The procedure of the termination parental rights is rather long and complicated, as the opinions of all sides should be considered, the interests of child included and evaluated. Parents should be investigated on the subject whether they may be trusted and relied, and in the case when the child is old enough to express his/her opinion, the court may be guided by the child’s opinion about the affair, to understand whether the child is happy or not, and only then, when all documents will be considered and all the evidences, related to the case investigated, the decision may be provided.

So, summarizing all said, it may be concluded that terminating parental rights is a rather serious and long procedure. The following reasons may be used for terminating parental rights, such the no financial support for the child, no any other support, connected with education and upbringing of the child, the parents are in the condition, which may harm the child, such as mental or physical disability, which is either not treated or the parent does not want to b treated. The main evidence, which is taken into account by the court, is the child’s interests, which are of the greatest value, as well as the connection of parents with the child, and the court will never terminate parental rights of parent without strong and argumentative reasons. Moreover, there is even the law, which dwells that parents may not terminate parental rights is the child is in safe and the conditions for his/her life are satisfactory, to avoid the abuse of responsibilities and obligation, which are put on parents. Having terminated parental rights, parents are released not only from parental rights, but also from any obligations, which are put on parents.

Reference List

Burda, J. M., American Bar Association, General Practice, Solo & Small Firm Division. (2008). Gay, lesbian, and transgender clients: a lawyer’s guide. American Bar Association, Chicago.

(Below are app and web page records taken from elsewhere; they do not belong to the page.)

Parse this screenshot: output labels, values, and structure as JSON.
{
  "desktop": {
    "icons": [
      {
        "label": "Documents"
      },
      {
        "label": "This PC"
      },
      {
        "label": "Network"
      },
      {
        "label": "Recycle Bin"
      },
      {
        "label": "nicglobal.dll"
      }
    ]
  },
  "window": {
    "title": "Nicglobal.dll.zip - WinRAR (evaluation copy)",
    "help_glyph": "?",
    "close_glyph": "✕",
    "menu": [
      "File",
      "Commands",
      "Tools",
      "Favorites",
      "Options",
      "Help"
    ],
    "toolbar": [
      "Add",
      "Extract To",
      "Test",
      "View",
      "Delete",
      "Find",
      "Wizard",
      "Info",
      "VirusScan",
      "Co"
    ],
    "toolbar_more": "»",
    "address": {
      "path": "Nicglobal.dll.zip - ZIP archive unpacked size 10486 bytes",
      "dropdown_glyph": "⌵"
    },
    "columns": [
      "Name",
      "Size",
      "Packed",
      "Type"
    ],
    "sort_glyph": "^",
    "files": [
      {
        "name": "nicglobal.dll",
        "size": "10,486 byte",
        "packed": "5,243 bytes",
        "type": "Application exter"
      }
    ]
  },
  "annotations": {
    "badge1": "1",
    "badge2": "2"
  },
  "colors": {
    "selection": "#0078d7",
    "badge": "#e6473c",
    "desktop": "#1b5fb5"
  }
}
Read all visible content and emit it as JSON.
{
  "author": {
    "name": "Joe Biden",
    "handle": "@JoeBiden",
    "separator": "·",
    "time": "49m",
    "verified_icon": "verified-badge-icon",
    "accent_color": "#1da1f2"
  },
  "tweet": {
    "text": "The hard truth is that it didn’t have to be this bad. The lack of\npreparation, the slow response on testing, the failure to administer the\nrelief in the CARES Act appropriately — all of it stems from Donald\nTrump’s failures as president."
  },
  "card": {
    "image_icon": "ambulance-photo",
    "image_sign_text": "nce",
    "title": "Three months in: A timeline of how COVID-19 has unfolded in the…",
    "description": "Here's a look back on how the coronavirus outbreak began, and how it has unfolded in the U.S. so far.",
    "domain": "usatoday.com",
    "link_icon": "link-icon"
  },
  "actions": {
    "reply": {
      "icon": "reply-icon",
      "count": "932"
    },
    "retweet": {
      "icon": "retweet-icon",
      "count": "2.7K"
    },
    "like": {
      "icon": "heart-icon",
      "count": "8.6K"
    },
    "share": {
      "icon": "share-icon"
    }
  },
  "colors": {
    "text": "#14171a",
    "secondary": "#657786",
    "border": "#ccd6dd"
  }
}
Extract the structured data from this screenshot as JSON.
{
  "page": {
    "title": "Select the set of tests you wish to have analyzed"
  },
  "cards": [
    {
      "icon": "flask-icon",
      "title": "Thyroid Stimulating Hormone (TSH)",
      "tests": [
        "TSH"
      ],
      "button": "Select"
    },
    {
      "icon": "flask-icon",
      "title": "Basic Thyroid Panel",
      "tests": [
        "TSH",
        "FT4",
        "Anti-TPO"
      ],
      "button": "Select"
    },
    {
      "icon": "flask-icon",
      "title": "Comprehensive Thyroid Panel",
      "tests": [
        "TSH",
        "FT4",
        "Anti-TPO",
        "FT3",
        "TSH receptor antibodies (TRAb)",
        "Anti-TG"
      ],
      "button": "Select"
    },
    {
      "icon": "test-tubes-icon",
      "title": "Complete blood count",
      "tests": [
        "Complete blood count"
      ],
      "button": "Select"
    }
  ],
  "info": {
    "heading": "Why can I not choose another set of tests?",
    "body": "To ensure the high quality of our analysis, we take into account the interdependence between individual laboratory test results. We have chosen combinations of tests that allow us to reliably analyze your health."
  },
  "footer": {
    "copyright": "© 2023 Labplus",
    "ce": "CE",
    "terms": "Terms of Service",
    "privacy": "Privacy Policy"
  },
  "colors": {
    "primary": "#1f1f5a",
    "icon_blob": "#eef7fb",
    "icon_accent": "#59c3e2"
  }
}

Center for Advanced Studies in Child Welfare. (2009). Termination of parental rights. Web.

Jones, B. J., Tilden, M., & Gaines-Stoner, K. (2008). The Indian Child Welfare Act handbook: a legal guide to the custody and adoption of Native American children. American Bar Association, Chicago.

Lindsey, D. (2004). The welfare of children. Oxford University Press, Oxford.

Rasco, S. & Vermette, H. (2008). Termination of Parental Rights. Journal of American Academy of Psychiatry Law, 36(3), pp. 418-419.